Very impressed by Qwen3.5-397B-A17B-UD-TQ1_0.gguf quant
I normally prefer to use at least 4-bit quants for local inference, but because this model is so massive, I had to go with the smallest one available. I have to admit, the quality of this highly compressed version really surprised me and made me question if my strict 4-bit "rule" is even necessary.
I'm currently using Qwen3.5-397B-A17B-UD-TQ1_0.gguf with llama-server (llama.cpp) and just wanted to share my appreciation for how well this aggressive quantization performs when writing error-free Python code. I expected to see a lot of mistakes in the generated code, but it's been flawless so far!
Out of all models I ever tried that fit entirely into 96GB VRAM this one is indeed "the best". Its knowledge is noticeably degraded but it's still usable. The largest context size I can run it with is 323072 (94.602Gi/95.593Gi), with 323073 it never finishes loading. In normal use GPU utilization is around 90% (some entirely-gpu models are much lower) and yet power utilization is only 300ish (out of 600W), temperature way below 50°C, tg around 63. Only the benchmark pushes both GPU and POW utilizations to their maximums.

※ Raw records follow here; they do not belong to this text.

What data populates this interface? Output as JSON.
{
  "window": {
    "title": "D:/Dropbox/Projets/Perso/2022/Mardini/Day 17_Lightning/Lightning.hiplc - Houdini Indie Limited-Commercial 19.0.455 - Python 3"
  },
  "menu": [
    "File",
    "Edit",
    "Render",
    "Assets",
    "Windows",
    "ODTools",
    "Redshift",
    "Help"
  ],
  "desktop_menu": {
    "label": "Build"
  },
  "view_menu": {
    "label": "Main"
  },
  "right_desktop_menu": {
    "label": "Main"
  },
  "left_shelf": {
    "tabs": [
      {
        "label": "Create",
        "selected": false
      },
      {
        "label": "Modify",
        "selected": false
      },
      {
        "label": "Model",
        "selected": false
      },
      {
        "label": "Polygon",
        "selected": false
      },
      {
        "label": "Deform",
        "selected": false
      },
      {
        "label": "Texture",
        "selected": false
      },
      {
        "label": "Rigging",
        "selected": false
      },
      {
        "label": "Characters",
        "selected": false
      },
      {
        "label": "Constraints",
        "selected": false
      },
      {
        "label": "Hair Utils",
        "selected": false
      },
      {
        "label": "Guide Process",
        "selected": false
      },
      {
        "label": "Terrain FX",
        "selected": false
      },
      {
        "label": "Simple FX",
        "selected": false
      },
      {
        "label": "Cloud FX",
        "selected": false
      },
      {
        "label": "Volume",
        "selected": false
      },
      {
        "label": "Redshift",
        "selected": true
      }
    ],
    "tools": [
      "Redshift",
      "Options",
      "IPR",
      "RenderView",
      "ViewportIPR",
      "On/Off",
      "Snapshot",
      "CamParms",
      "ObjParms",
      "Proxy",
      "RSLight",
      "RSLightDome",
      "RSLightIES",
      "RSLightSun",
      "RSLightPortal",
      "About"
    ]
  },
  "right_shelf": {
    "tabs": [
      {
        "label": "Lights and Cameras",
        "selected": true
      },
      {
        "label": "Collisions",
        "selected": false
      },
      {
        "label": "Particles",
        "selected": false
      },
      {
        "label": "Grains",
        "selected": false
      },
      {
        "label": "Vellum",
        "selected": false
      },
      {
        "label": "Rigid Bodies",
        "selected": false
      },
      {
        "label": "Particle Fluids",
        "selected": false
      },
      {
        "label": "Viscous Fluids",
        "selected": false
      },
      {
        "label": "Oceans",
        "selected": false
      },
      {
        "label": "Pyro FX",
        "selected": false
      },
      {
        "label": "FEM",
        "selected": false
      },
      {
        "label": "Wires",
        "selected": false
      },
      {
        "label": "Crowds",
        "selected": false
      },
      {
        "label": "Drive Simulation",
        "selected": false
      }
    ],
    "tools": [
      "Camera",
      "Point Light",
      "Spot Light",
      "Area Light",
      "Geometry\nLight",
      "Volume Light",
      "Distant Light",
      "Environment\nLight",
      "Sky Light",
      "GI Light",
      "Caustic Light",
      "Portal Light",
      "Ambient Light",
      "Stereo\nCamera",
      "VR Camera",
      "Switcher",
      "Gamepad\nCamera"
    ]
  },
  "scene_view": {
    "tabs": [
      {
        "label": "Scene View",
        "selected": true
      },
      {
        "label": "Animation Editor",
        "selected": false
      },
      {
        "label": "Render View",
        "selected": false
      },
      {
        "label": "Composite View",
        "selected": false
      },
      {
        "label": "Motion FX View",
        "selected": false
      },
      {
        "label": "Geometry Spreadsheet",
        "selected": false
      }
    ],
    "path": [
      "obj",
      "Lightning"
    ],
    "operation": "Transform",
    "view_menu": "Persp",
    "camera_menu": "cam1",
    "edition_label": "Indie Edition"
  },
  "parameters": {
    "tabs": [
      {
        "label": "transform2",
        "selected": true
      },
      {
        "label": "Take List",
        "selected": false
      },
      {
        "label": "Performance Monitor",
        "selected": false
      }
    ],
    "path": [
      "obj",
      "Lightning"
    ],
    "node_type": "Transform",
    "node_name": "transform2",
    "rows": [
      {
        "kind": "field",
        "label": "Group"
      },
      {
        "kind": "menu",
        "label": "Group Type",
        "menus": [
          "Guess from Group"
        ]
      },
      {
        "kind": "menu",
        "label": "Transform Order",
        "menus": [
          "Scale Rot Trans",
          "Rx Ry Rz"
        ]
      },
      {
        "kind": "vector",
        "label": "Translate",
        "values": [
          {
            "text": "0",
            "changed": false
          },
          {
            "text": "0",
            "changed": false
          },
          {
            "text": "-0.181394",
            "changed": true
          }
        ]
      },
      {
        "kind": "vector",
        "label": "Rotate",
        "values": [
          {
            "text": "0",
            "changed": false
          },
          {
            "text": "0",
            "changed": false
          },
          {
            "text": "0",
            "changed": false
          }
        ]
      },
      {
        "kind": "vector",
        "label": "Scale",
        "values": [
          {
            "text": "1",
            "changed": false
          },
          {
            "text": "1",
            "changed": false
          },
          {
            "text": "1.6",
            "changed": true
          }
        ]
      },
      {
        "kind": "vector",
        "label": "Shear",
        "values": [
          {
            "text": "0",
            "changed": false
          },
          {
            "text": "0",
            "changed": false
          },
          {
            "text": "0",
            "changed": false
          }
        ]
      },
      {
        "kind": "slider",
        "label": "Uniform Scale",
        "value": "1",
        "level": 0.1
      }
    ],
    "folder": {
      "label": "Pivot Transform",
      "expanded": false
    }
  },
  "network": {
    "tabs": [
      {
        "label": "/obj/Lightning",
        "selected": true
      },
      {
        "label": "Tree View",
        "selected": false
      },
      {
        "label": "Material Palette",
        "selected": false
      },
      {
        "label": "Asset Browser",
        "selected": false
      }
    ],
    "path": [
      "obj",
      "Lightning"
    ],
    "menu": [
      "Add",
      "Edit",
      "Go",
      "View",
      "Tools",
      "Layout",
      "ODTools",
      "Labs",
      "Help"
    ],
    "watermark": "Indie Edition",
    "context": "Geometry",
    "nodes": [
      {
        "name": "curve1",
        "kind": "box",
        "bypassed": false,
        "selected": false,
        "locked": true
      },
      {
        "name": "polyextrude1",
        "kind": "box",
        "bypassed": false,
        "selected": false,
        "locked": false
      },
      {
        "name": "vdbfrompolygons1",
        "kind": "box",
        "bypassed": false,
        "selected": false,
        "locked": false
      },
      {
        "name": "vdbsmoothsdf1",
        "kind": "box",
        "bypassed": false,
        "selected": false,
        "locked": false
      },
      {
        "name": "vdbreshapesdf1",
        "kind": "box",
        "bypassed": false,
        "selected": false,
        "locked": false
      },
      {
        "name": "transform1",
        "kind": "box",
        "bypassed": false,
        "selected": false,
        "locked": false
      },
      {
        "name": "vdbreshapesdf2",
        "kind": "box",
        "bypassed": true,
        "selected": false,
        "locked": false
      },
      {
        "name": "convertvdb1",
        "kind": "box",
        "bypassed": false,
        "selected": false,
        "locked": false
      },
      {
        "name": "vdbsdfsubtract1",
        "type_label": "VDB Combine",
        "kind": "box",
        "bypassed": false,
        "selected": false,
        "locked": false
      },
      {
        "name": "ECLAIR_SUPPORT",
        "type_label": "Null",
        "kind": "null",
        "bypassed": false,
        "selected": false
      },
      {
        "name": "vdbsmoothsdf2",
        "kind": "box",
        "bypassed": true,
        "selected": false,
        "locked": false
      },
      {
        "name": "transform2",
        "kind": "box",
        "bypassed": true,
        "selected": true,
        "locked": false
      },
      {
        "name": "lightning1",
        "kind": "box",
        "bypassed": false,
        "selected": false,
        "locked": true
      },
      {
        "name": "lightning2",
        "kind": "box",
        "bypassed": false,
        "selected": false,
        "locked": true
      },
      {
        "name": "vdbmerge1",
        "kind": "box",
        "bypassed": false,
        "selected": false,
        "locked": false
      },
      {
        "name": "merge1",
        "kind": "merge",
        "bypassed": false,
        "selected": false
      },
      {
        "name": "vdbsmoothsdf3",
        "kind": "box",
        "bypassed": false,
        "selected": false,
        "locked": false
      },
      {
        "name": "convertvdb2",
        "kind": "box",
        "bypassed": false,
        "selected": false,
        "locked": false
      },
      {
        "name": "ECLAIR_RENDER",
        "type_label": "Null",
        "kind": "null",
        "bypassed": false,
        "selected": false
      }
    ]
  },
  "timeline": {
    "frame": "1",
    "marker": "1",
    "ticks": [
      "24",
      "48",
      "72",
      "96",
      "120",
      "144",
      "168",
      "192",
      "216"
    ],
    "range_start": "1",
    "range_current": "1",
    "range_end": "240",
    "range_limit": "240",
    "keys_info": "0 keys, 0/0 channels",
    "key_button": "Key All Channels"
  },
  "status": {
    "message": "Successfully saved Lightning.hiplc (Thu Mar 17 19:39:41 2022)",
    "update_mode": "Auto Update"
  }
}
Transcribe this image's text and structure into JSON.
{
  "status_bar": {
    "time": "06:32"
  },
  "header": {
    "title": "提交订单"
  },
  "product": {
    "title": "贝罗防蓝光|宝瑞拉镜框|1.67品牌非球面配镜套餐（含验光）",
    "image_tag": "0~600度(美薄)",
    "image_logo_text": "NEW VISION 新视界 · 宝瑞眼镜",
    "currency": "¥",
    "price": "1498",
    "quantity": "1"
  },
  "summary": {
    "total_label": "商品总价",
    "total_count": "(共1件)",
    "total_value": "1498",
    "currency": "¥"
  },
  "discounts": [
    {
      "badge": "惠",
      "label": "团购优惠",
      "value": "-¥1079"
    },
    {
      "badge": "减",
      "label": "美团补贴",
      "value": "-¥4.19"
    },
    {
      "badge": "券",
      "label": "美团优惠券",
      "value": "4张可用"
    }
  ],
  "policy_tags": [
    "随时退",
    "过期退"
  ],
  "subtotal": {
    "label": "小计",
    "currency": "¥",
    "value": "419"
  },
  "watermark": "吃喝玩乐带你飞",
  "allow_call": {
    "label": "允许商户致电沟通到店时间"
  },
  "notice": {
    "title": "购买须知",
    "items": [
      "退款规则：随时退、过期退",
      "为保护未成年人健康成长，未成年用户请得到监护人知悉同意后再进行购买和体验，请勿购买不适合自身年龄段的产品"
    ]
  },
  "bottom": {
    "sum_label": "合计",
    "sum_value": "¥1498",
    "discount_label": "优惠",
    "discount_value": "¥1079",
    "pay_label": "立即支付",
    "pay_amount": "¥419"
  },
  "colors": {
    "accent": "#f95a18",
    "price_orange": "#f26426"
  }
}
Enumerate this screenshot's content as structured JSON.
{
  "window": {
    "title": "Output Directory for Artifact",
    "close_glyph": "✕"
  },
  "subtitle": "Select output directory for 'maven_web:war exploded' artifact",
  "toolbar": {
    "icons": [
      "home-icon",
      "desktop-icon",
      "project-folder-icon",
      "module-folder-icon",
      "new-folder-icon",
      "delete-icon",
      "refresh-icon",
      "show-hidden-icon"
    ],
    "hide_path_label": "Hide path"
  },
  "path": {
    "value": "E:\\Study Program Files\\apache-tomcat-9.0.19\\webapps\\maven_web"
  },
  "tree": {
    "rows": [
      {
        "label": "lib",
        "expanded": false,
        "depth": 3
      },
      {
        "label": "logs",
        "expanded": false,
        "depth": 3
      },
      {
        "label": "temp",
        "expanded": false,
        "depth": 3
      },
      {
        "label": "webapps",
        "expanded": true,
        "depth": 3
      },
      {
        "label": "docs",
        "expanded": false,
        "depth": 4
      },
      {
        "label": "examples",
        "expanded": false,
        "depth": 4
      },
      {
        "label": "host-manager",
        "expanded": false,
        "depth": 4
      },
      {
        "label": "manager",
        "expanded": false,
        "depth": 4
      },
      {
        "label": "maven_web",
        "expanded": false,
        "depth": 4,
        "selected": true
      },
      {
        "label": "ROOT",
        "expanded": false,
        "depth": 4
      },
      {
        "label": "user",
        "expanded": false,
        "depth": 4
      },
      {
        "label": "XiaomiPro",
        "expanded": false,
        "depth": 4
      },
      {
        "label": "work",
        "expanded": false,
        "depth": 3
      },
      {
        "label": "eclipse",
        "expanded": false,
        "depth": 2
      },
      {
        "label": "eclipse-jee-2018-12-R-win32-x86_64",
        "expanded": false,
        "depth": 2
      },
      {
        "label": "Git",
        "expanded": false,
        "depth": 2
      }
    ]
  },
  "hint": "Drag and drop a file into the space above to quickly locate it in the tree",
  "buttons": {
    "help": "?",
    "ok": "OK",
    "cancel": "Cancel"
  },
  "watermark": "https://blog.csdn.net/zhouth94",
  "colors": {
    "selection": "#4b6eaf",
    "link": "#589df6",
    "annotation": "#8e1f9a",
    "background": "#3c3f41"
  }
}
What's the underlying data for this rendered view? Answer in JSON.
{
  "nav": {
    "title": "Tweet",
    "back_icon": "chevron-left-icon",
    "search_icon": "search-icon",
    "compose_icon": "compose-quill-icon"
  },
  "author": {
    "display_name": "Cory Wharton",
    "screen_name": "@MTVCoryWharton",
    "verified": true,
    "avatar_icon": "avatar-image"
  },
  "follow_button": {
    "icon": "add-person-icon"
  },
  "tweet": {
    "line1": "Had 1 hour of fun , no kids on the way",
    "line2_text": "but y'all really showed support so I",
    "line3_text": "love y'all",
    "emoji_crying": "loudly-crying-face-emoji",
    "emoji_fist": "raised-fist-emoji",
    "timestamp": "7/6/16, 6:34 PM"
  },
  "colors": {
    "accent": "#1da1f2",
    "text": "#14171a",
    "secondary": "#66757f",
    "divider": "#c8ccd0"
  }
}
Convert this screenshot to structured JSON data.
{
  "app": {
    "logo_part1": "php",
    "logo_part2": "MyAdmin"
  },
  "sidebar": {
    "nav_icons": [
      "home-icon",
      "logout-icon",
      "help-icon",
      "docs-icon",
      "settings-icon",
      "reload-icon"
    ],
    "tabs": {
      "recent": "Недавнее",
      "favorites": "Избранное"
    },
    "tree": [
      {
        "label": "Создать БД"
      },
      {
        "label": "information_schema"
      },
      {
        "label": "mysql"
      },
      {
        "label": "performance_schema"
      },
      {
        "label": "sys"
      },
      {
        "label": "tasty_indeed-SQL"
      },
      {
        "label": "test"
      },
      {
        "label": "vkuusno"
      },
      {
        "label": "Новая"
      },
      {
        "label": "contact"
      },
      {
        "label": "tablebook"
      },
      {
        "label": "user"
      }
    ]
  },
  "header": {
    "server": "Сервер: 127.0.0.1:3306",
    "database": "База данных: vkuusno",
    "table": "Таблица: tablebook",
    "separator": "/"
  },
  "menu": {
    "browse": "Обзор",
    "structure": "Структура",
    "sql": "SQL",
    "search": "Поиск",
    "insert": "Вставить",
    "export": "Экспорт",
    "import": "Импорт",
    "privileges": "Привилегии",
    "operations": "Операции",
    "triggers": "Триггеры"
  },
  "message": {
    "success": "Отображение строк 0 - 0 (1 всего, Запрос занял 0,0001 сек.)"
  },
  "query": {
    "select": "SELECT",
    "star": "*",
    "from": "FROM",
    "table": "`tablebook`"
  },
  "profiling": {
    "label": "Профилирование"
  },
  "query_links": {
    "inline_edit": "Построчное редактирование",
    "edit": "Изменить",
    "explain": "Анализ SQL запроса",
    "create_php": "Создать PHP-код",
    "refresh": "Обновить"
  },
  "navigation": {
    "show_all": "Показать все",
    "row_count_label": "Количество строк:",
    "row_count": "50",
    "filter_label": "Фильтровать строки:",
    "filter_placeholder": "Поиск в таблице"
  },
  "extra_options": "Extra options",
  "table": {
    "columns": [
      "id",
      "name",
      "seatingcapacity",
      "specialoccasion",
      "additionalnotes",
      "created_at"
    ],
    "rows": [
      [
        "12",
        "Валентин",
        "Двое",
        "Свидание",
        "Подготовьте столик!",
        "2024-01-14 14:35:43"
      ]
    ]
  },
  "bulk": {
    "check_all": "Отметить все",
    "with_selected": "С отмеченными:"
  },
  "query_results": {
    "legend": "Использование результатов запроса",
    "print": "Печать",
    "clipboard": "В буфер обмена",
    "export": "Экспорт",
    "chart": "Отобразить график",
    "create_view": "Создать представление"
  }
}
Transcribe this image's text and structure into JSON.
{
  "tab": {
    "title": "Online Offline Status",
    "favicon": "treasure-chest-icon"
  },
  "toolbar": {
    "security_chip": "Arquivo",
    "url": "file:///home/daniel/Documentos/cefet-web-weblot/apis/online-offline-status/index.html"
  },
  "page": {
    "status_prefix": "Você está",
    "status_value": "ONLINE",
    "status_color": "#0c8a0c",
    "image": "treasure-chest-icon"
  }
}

llama-bench -m unsloth_Qwen3.5-397B-A17B-GGUF_Qwen3.5-397B-A17B-UD-TQ1_0.gguf -ctk q8_0 -ctv q8_0 -fa 1
ggml_cuda_init: found 1 CUDA devices:
Device 0: NVIDIA RTX PRO 6000 Blackwell Workstation Edition, compute capability 12.0, VMM: yes
ggml_vulkan: Found 1 Vulkan devices:
ggml_vulkan: 0 = NVIDIA RTX PRO 6000 Blackwell Workstation Edition (NVIDIA) | uma: 0 | fp16: 1 | bf16: 0 | warp size: 32 | shared memory: 49152 | int dot: 0 | matrix cores: KHR_coopmat
| model | size | params | backend | threads | type_k | type_v | fa | test | t/s |
|---|---|---|---|---|---|---|---|---|---|
| qwen35moe ?B IQ1_S - 1.5625 bpw | 87.68 GiB | 396.35 B | CUDA,Vulkan,BLAS | 16 | q8_0 | q8_0 | 1 | pp512 | 1155.78 ± 6.74 |
| qwen35moe ?B IQ1_S - 1.5625 bpw | 87.68 GiB | 396.35 B | CUDA,Vulkan,BLAS | 16 | q8_0 | q8_0 | 1 | tg128 | 62.71 ± 0.14 |
| qwen35moe ?B IQ1_S - 1.5625 bpw | 87.68 GiB | 396.35 B | CUDA,Vulkan,BLAS | 16 | q8_0 | q8_0 | 1 | tg128 | 62.71 ± 0.14 |
Thank you. This data-point gives me certainty of the value proposition of a pro 6000 for me.
There's a quality of response I see in >10B active parameters that I think holds that emergent thing I feel is the spark of intelligence, not just better-training.